Domestic team information
- 1892: Nottinghamshire

Career statistics
| Competition | First-class |
| Matches | 3 |
| Runs scored | 63 |
| Batting average | 31.50 |
| 100s/50s | –/– |
| Top score | 31* |
| Balls bowled | 70 |
| Wickets | – |
| Bowling average | – |
| 5 wickets in innings | – |
| 10 wickets in match | – |
| Best bowling | – |
| Catches/stumpings | 1/– |
- Source: Cricinfo, 3 October 2010

= Arthur Shrewsbury (cricketer, born 1874) =

English cricketer

Arthur Shrewsbury (4 July 1874 - 6 October 1917) was an English cricketer.
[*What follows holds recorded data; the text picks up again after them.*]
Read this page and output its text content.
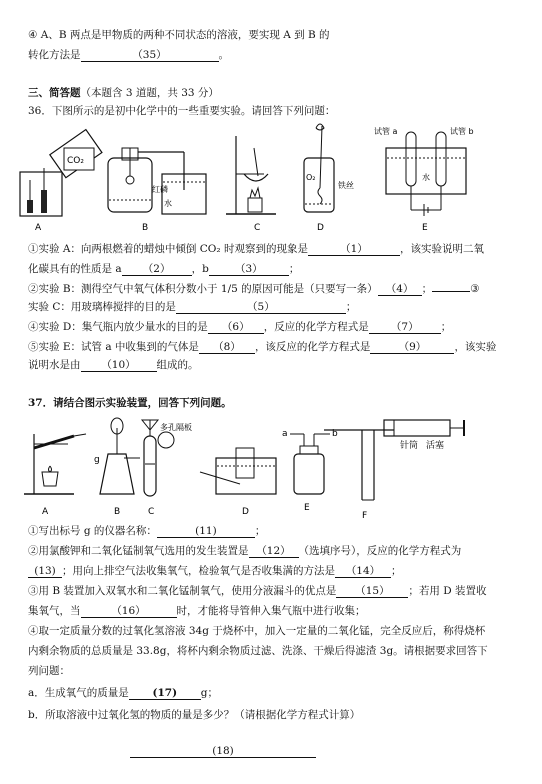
④ A、B 两点是甲物质的两种不同状态的溶液，要实现 A 到 B 的
转化方法是	（35）	。
三、简答题（本题含 3 道题，共 33 分）
36．下图所示的是初中化学中的一些重要实验。请回答下列问题：
CO₂
A
红磷
水
B	C
O₂
铁丝
D
试管 a	试管 b
水
E
①实验 A：向两根燃着的蜡烛中倾倒 CO₂ 时观察到的现象是	（1）	，该实验说明二氧
化碳具有的性质是 a （2） ，b （3） ；
②实验 B：测得空气中氧气体积分数小于 1/5 的原因可能是（只要写一条） （4） ；	③
实验 C：用玻璃棒搅拌的目的是	（5）	；
④实验 D：集气瓶内放少量水的目的是 （6） ，反应的化学方程式是 （7） ；
⑤实验 E：试管 a 中收集到的气体是 （8） ，该反应的化学方程式是	（9）	，该实验
说明水是由 （10） 组成的。
37．请结合图示实验装置，回答下列问题。
A
g
B
多孔隔板
C	D
a	b
E
针筒 活塞
F
①写出标号 g 的仪器名称：	(11)	；
②用氯酸钾和二氧化锰制氧气选用的发生装置是 （12） （选填序号），反应的化学方程式为
(13) ；用向上排空气法收集氧气，检验氧气是否收集满的方法是 （14） ；
③用 B 装置加入双氧水和二氧化锰制氧气，使用分液漏斗的优点是 （15） ；若用 D 装置收
集氧气，当	（16）	时，才能将导管伸入集气瓶中进行收集；
④取一定质量分数的过氧化氢溶液 34g 于烧杯中，加入一定量的二氧化锰，完全反应后，称得烧杯
内剩余物质的总质量是 33.8g，将杯内剩余物质过滤、洗涤、干燥后得滤渣 3g。请根据要求回答下
列问题：
a．生成氧气的质量是 (17) g；
b．所取溶液中过氧化氢的物质的量是多少？（请根据化学方程式计算）
(18)
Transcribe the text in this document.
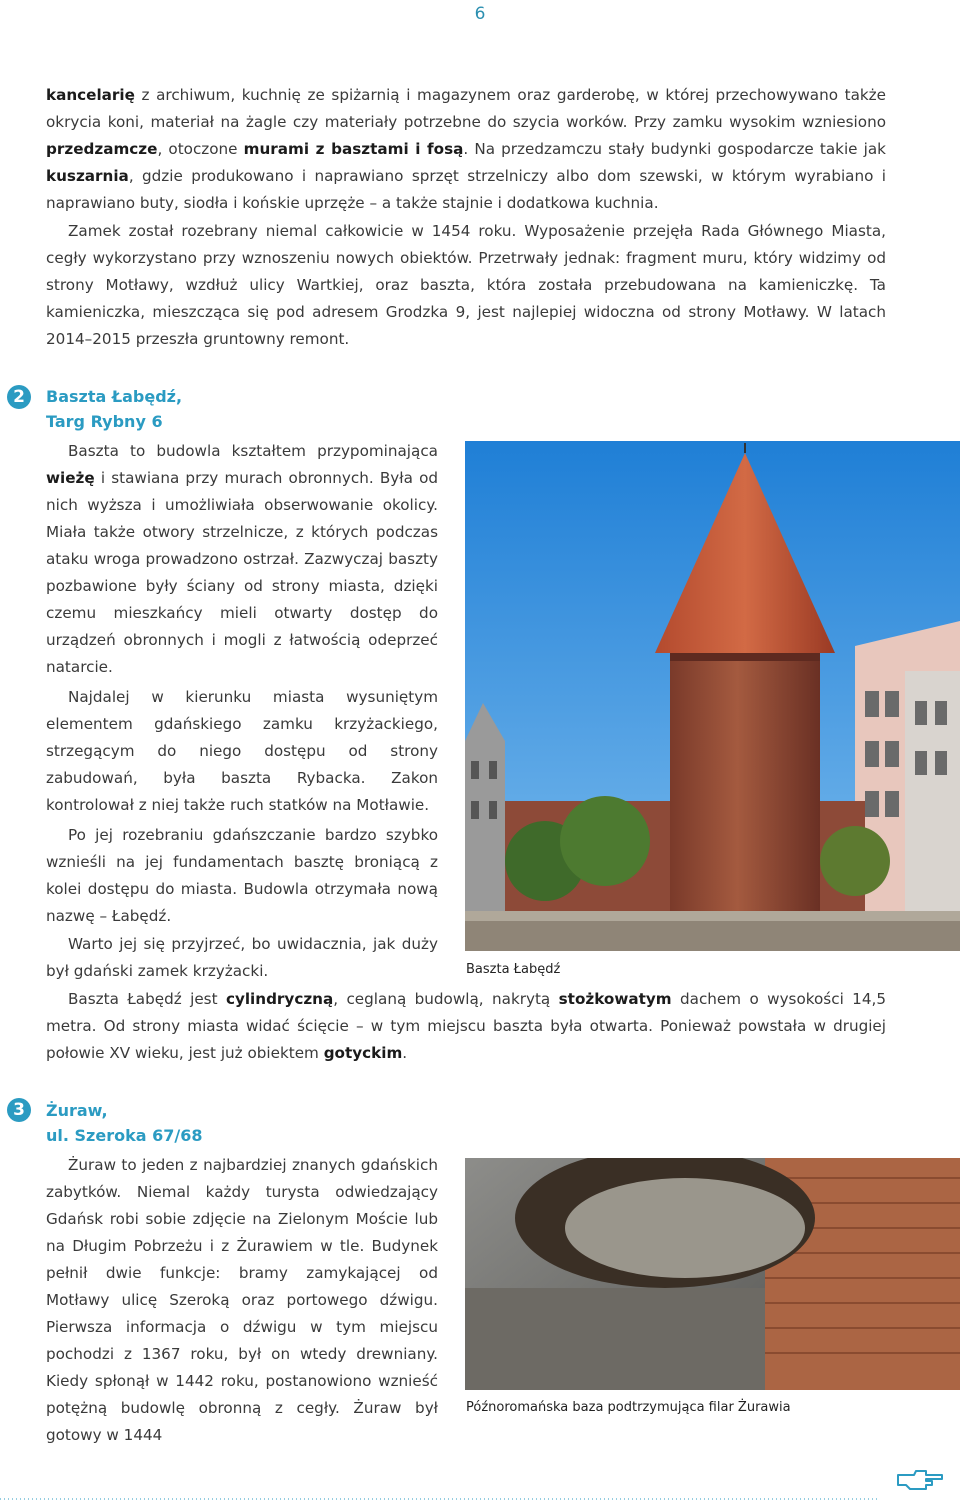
6

kancelarię z archiwum, kuchnię ze spiżarnią i magazynem oraz garderobę, w której przechowywano także okrycia koni, materiał na żagle czy materiały potrzebne do szycia worków. Przy zamku wysokim wzniesiono przedzamcze, otoczone murami z basztami i fosą. Na przedzamczu stały budynki gospodarcze takie jak kuszarnia, gdzie produkowano i naprawiano sprzęt strzelniczy albo dom szewski, w którym wyrabiano i naprawiano buty, siodła i końskie uprzęże – a także stajnie i dodatkowa kuchnia.

Zamek został rozebrany niemal całkowicie w 1454 roku. Wyposażenie przejęła Rada Głównego Miasta, cegły wykorzystano przy wznoszeniu nowych obiektów. Przetrwały jednak: fragment muru, który widzimy od strony Motławy, wzdłuż ulicy Wartkiej, oraz baszta, która została przebudowana na kamieniczkę. Ta kamieniczka, mieszcząca się pod adresem Grodzka 9, jest najlepiej widoczna od strony Motławy. W latach 2014–2015 przeszła gruntowny remont.

2	Baszta Łabędź,
Targ Rybny 6

Baszta to budowla kształtem przypominająca wieżę i stawiana przy murach obronnych. Była od nich wyższa i umożliwiała obserwowanie okolicy. Miała także otwory strzelnicze, z których podczas ataku wroga prowadzono ostrzał. Zazwyczaj baszty pozbawione były ściany od strony miasta, dzięki czemu mieszkańcy mieli otwarty dostęp do urządzeń obronnych i mogli z łatwością odeprzeć natarcie.

Najdalej w kierunku miasta wysuniętym elementem gdańskiego zamku krzyżackiego, strzegącym do niego dostępu od strony zabudowań, była baszta Rybacka. Zakon kontrolował z niej także ruch statków na Motławie.

Po jej rozebraniu gdańszczanie bardzo szybko wznieśli na jej fundamentach basztę broniącą z kolei dostępu do miasta. Budowla otrzymała nową nazwę – Łabędź.

Warto jej się przyjrzeć, bo uwidacznia, jak duży był gdański zamek krzyżacki.

Baszta Łabędź jest cylindryczną, ceglaną budowlą, nakrytą stożkowatym dachem o wysokości 14,5 metra. Od strony miasta widać ścięcie – w tym miejscu baszta była otwarta. Ponieważ powstała w drugiej połowie XV wieku, jest już obiektem gotyckim.

Baszta Łabędź
3	Żuraw,
ul. Szeroka 67/68

Żuraw to jeden z najbardziej znanych gdańskich zabytków. Niemal każdy turysta odwiedzający Gdańsk robi sobie zdjęcie na Zielonym Moście lub na Długim Pobrzeżu i z Żurawiem w tle. Budynek pełnił dwie funkcje: bramy zamykającej od Motławy ulicę Szeroką oraz portowego dźwigu. Pierwsza informacja o dźwigu w tym miejscu pochodzi z 1367 roku, był on wtedy drewniany. Kiedy spłonął w 1442 roku, postanowiono wznieść potężną budowlę obronną z cegły. Żuraw był gotowy w 1444

Późnoromańska baza podtrzymująca filar Żurawia
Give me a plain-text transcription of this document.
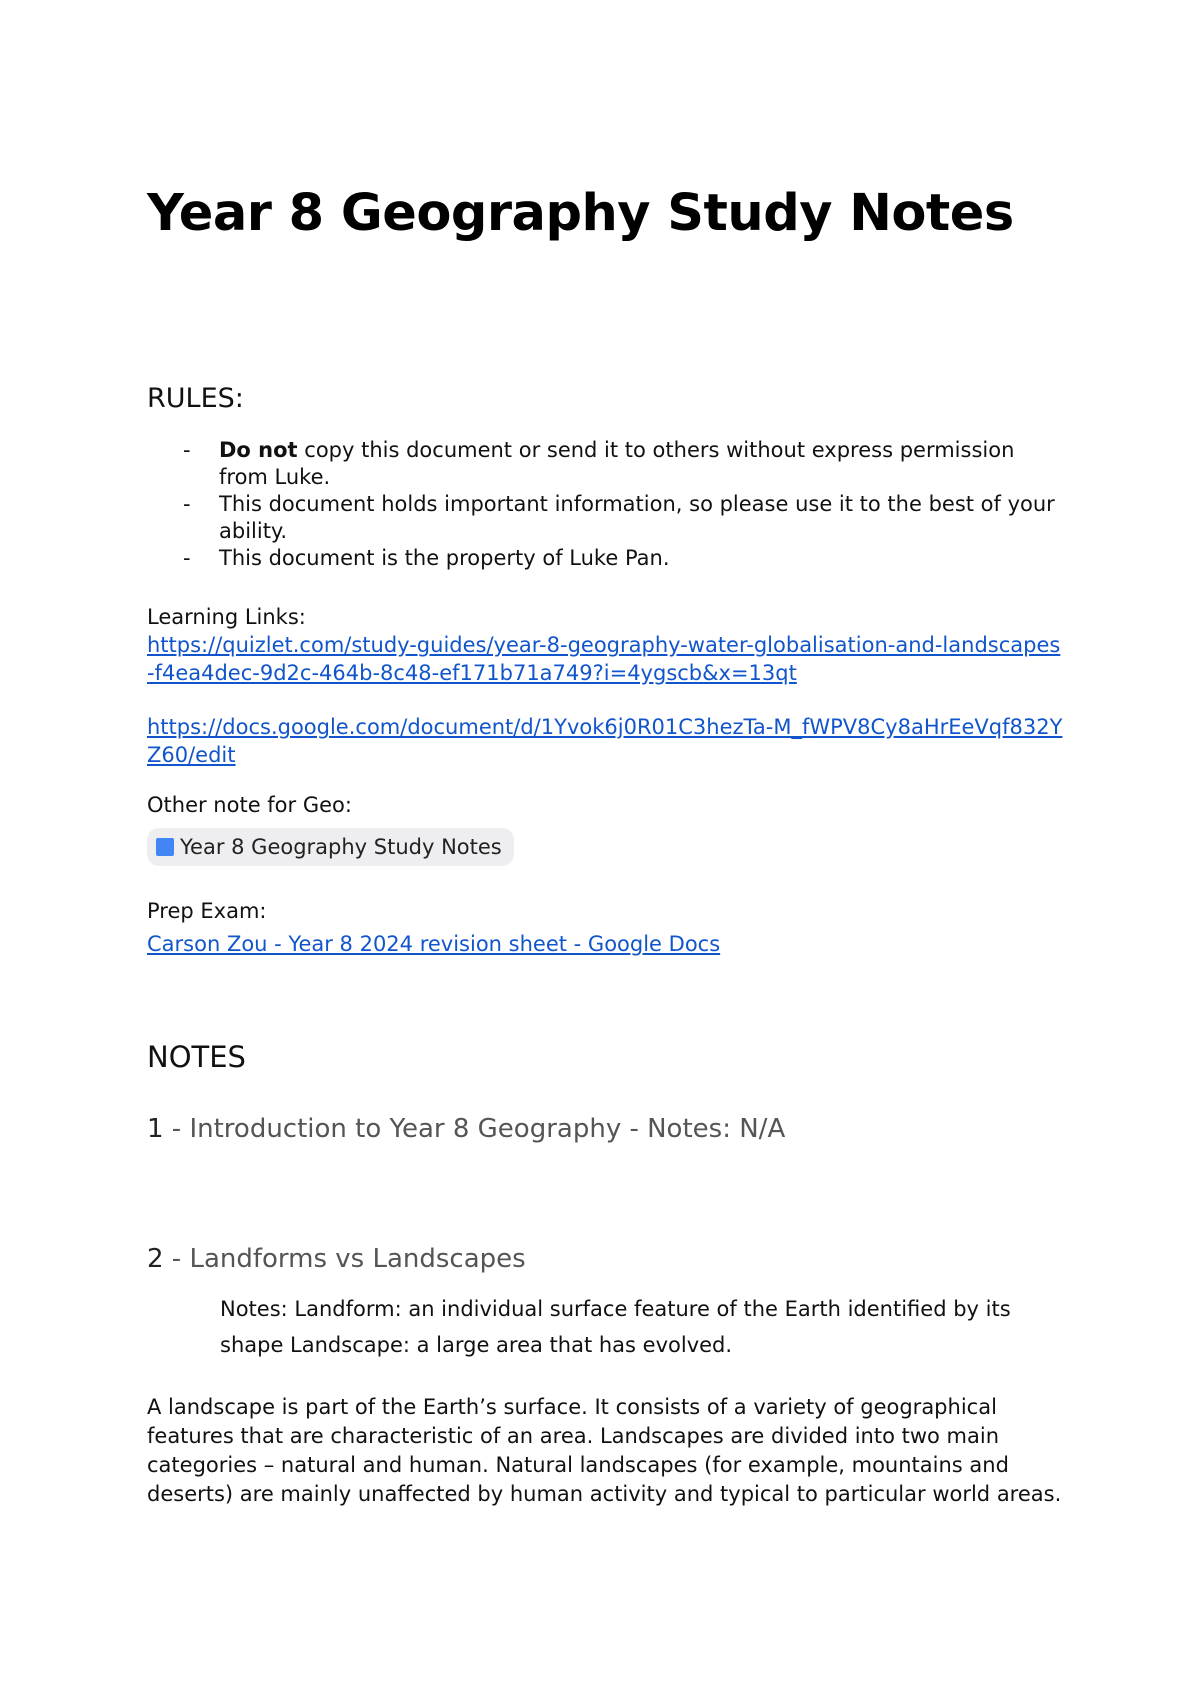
Year 8 Geography Study Notes
RULES:
- Do not copy this document or send it to others without express permission from Luke.
- This document holds important information, so please use it to the best of your ability.
- This document is the property of Luke Pan.

Learning Links:

https://quizlet.com/study-guides/year-8-geography-water-globalisation-and-landscapes-f4ea4dec-9d2c-464b-8c48-ef171b71a749?i=4ygscb&x=13qt

https://docs.google.com/document/d/1Yvok6j0R01C3hezTa-M_fWPV8Cy8aHrEeVqf832YZ60/edit

Other note for Geo:

Year 8 Geography Study Notes

Prep Exam:

Carson Zou - Year 8 2024 revision sheet - Google Docs

NOTES
1 - Introduction to Year 8 Geography - Notes: N/A
2 - Landforms vs Landscapes

Notes: Landform: an individual surface feature of the Earth identified by its shape Landscape: a large area that has evolved.

A landscape is part of the Earth’s surface. It consists of a variety of geographical features that are characteristic of an area. Landscapes are divided into two main categories – natural and human. Natural landscapes (for example, mountains and deserts) are mainly unaffected by human activity and typical to particular world areas.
Shrewsbury was a right-handed batsman who bowled right-arm medium pace. He was born in Nottingham.

Shrewsbury made his first-class debut for Nottinghamshire against Sussex in the 1892 County Championship. He played 2 further first-class matches for the county in 1892, which came against Gloucestershire and Somerset. In his 3 first-class matches, he scored 63 runs at a batting average of 31.50, with a high score of 31*. In the field he took a single catch.

He died in Nottingham on 6 October 1917 and was buried at All Hallows Church in Gedling.

==Family==
His father William played first-class cricket for Nottinghamshire, as did his uncle Arthur who also played Test cricket for England.